Un rapport accablant du Groupe d’experts des Nations unies, publié ce lundi 8 décembre 2025, apporte de nouvelles preuves détaillées de l’implication directe et massive des Forces de défense du Rwanda (RDF) aux côtés de la rébellion M23 dans l’Est de la République démocratique du Congo. Le document, basé sur des témoignages internes, des sources de renseignement et des observations sur le terrain, décrit un soutien militaire structuré qui remet en cause les dénégations répétées de Kigali et complique les efforts de paix en cours.
Le conflit dans les provinces du Nord-Kivu et du Sud-Kivu, l’un des plus complexes et durables d’Afrique, trouve une partie de ses racines dans les rivalités régionales et la lutte pour le contrôle des ressources. Le rapport des experts ONU sécurité RDC vient jeter une lumière crue sur un aspect central de cette crise : le soutien transfrontalier. Selon les estimations « prudentes » du Groupe, entre 6 000 et 7 000 soldats rwandais, organisés en au moins deux brigades et deux bataillons de forces spéciales, seraient déployés en territoire congolais. Ces troupes, comprenant un nombre important de réservistes, auraient été spécifiquement constituées pour cette opération.

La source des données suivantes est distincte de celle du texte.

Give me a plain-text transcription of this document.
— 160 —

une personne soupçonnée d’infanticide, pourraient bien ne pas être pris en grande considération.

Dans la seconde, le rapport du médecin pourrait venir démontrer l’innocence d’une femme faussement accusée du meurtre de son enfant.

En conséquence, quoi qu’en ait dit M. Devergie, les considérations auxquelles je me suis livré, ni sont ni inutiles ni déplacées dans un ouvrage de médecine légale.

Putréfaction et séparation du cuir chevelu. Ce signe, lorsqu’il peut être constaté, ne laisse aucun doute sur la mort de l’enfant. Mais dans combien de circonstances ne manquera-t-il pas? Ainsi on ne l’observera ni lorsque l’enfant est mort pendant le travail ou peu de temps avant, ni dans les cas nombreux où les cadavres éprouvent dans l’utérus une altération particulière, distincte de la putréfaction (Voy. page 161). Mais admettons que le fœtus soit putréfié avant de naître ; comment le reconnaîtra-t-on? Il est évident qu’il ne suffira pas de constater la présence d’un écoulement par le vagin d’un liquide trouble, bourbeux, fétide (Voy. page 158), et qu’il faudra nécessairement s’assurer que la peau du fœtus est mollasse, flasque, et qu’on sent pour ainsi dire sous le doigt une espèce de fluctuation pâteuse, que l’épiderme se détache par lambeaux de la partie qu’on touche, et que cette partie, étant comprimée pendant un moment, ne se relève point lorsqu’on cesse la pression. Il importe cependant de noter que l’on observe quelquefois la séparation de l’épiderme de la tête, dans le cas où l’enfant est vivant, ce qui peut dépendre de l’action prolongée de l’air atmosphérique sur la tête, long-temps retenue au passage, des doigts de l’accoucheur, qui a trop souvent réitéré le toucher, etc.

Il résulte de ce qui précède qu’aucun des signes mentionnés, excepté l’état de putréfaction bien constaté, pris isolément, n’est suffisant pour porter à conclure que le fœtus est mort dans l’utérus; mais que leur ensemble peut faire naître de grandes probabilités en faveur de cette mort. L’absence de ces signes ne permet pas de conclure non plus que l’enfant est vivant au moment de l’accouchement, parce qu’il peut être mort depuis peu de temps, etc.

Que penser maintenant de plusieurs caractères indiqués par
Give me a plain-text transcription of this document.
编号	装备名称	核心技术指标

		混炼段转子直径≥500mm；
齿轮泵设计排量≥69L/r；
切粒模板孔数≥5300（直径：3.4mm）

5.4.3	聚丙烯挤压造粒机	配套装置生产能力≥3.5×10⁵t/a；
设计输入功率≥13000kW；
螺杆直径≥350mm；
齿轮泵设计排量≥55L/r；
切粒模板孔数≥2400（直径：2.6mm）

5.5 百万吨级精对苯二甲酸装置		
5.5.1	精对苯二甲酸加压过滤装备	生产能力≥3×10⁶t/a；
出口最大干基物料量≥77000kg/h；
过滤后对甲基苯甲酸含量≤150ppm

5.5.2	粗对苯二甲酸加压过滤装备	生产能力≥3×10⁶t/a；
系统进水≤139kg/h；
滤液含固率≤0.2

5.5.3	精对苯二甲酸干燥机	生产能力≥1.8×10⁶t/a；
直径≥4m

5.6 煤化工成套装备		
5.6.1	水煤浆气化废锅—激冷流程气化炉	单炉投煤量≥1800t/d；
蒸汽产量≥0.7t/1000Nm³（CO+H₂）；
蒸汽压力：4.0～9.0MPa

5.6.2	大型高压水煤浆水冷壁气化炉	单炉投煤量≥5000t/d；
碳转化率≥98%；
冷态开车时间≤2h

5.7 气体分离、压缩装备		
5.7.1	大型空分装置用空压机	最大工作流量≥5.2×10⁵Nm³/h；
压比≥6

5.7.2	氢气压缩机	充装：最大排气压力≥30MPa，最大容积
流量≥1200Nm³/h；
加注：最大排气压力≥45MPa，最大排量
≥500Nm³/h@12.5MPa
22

Le déploiement des RDF est décrit comme stratégique et profondément intégré aux opérations de l’AFC/M23. Une brigade opérerait dans la « Première zone de défense » du mouvement rebelle, couvrant des axes-clés comme Goma, Nyiragongo, Rutshuru et Kanyabayonga. Une autre serait active dans la « deuxième zone », incluant les territoires de Masisi et Walikale, ainsi que des zones du Sud-Kivu comme Minembwe. Le rapport souligne que la base établie sur l’île d’Idjwi, sur le lac Kivu, sert de plaque tournante pour les rotations et les déploiements. Ce soutien est qualifié de « crucial » pour les succès militaires récents du M23, notamment la prise de localités comme Bibwe.

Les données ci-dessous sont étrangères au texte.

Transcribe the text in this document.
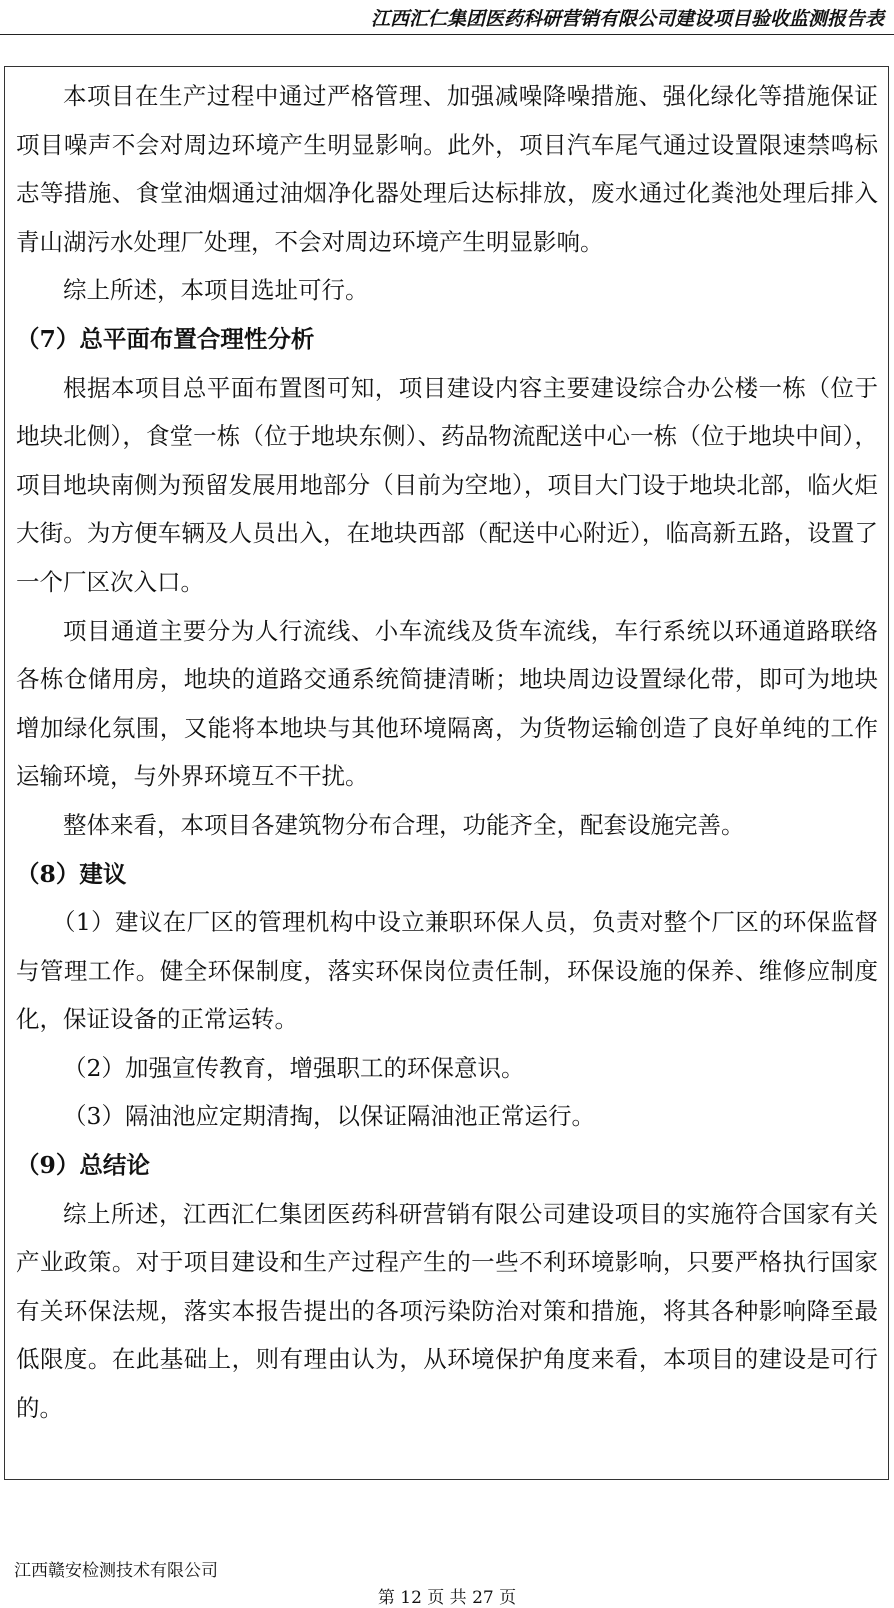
江西汇仁集团医药科研营销有限公司建设项目验收监测报告表

本项目在生产过程中通过严格管理、加强减噪降噪措施、强化绿化等措施保证项目噪声不会对周边环境产生明显影响。此外，项目汽车尾气通过设置限速禁鸣标志等措施、食堂油烟通过油烟净化器处理后达标排放，废水通过化粪池处理后排入青山湖污水处理厂处理，不会对周边环境产生明显影响。

综上所述，本项目选址可行。

（7）总平面布置合理性分析

根据本项目总平面布置图可知，项目建设内容主要建设综合办公楼一栋（位于地块北侧），食堂一栋（位于地块东侧）、药品物流配送中心一栋（位于地块中间），项目地块南侧为预留发展用地部分（目前为空地），项目大门设于地块北部，临火炬大街。为方便车辆及人员出入，在地块西部（配送中心附近），临高新五路，设置了一个厂区次入口。

项目通道主要分为人行流线、小车流线及货车流线，车行系统以环通道路联络各栋仓储用房，地块的道路交通系统简捷清晰；地块周边设置绿化带，即可为地块增加绿化氛围，又能将本地块与其他环境隔离，为货物运输创造了良好单纯的工作运输环境，与外界环境互不干扰。

整体来看，本项目各建筑物分布合理，功能齐全，配套设施完善。

（8）建议

（1）建议在厂区的管理机构中设立兼职环保人员，负责对整个厂区的环保监督与管理工作。健全环保制度，落实环保岗位责任制，环保设施的保养、维修应制度化，保证设备的正常运转。

（2）加强宣传教育，增强职工的环保意识。

（3）隔油池应定期清掏，以保证隔油池正常运行。

（9）总结论

综上所述，江西汇仁集团医药科研营销有限公司建设项目的实施符合国家有关产业政策。对于项目建设和生产过程产生的一些不利环境影响，只要严格执行国家有关环保法规，落实本报告提出的各项污染防治对策和措施，将其各种影响降至最低限度。在此基础上，则有理由认为，从环境保护角度来看，本项目的建设是可行的。

江西赣安检测技术有限公司
第 12 页 共 27 页
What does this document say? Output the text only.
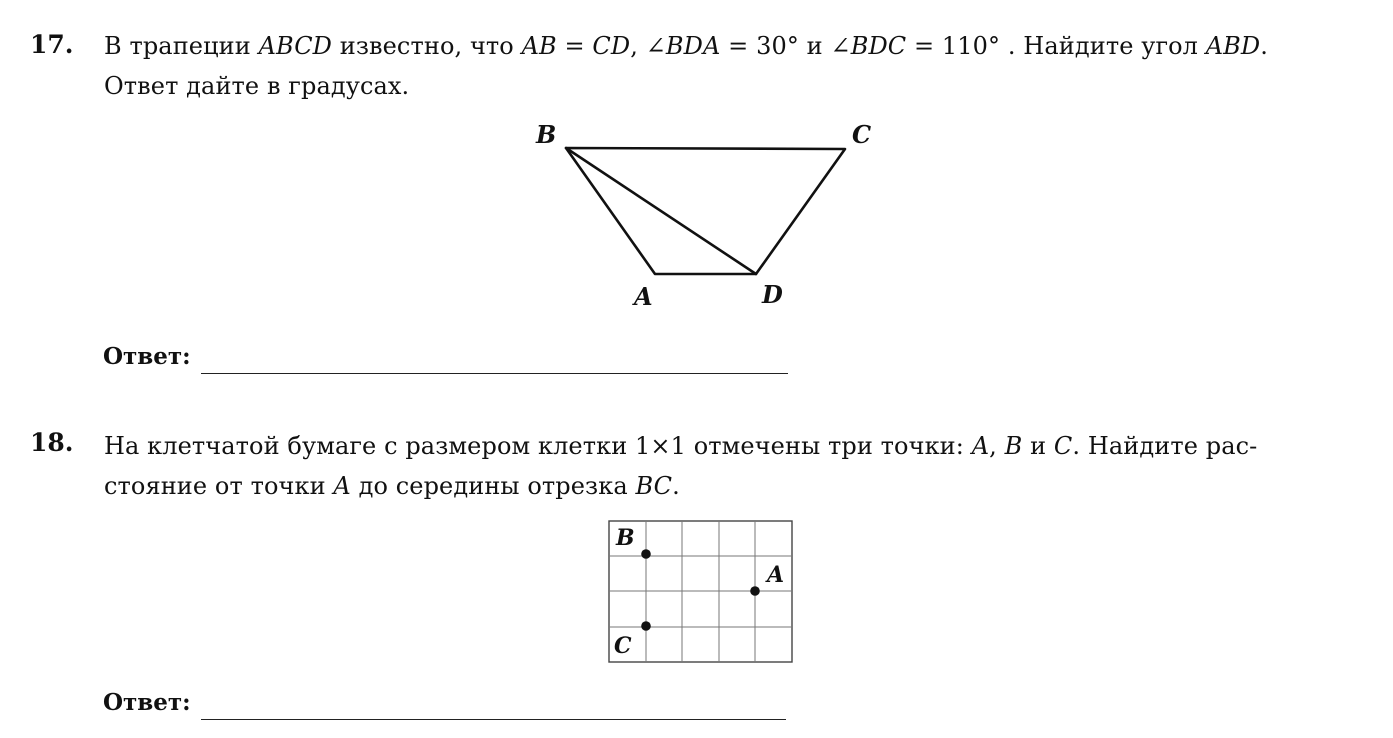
17. В трапеции ABCD известно, что AB = CD, ∠BDA = 30° и ∠BDC = 110° . Найдите угол ABD.
Ответ дайте в градусах.
18. На клетчатой бумаге с размером клетки 1×1 отмечены три точки: A, B и C. Найдите рас-
стояние от точки A до середины отрезка BC.
B	C
A	D
B
A
C
Ответ:
Ответ:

Les sources du Groupe, incluant un commandant supérieur du M23 participant aux opérations conjointes, décrivent les éléments rwandais comme la « Force amie » qui « gère les lignes de front » et « contrôle les combattants M23 ». Sur le terrain, les soldats des RDF se distingueraient facilement par leur équipement supérieur, leur discipline et leurs structures de commandement distinctes. Le rapport documente également l’utilisation par les RDF de technologies militaires de pointe, comme des systèmes de brouillage et de l’équipement de communication tactique sophistiqué, dont une radio saisie à Masisi portant l’inscription d’un fabricant israélien.

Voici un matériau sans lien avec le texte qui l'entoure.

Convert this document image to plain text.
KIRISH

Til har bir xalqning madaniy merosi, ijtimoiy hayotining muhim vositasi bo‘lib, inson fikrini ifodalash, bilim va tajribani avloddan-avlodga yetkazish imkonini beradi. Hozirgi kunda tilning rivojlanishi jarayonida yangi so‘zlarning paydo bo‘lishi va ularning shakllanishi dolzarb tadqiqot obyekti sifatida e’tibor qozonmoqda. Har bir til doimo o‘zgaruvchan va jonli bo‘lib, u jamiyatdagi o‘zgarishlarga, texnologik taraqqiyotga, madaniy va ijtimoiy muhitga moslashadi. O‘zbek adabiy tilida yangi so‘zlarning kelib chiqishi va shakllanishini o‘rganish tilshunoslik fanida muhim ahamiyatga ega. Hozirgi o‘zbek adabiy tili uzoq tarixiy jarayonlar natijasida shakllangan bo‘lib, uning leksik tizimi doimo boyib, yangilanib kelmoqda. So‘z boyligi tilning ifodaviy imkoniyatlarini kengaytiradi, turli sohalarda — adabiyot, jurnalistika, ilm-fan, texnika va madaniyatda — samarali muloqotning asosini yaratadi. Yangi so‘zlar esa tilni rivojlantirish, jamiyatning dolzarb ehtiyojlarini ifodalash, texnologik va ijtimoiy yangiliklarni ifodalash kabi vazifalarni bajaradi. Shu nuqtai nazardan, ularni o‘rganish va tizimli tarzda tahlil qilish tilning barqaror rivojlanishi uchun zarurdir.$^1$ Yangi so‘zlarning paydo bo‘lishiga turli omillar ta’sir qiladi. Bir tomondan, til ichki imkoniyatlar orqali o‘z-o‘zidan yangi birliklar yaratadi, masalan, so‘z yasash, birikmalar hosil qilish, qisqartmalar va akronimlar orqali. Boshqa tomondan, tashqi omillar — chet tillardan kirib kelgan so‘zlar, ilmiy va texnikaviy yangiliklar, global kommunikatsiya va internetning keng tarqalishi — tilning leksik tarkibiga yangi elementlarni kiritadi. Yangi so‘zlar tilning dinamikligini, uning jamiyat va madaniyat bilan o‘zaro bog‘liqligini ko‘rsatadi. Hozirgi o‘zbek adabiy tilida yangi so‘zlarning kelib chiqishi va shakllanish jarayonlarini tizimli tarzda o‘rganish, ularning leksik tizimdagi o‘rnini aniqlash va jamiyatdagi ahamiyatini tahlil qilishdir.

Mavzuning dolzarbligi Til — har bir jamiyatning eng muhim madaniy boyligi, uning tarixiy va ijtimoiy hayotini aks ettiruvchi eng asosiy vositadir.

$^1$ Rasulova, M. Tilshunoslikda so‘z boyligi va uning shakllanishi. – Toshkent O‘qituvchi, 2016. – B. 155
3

Cette révélation intervient dans un contexte diplomatique sensible, marqué par deux processus de médiation parallèles. D’un côté, les États-Unis, sous l’administration Trump, ont parrainé la signature des Accords de Washington, un cadre qualifié d’historique visant à apaiser les tensions entre Kinshasa et Kigali et à promouvoir une coopération économique. De l’autre, le Qatar mène une médiation distincte entre le gouvernement congolais et la rébellion M23, aboutissant à un accord-cadre dont le contenu concret reste à négocier. Cette coexistence illustre la complexité du dossier : faut-il régler prioritairement la relation interétatique entre la RDC et le Rwanda, ou la dimension politico-militaire interne avec le M23 ?
La persistance d’un appui militaire aussi substantiel, si elle est confirmée, pose une question fondamentale : les engagements de paix peuvent-ils tenir face à une réalité terrain aussi militarisée ? Les lignes de front restent actives, les mesures de confiance sont absentes et les positions semblent figées. Le rapport du Groupe d’experts, en documentant minutieusement le rôle des Forces de défense du Rwanda RDF, ne fait pas qu’accuser ; il met en lumière l’immense défi à surmonter pour toute médiation, qu’elle vienne de Washington ou de Doha. La crédibilité des processus diplomatiques en cours dépendra désormais de leur capacité à traduire en actes concrets les principes de souveraineté et de non-ingérence qu’ils prétendent défendre. La communauté internationale, et en premier lieu le Conseil de sécurité de l’ONU, se retrouve une nouvelle fois face à ses responsabilités dans la recherche d’une paix durable pour les populations du Nord-Kivu et du Sud-Kivu.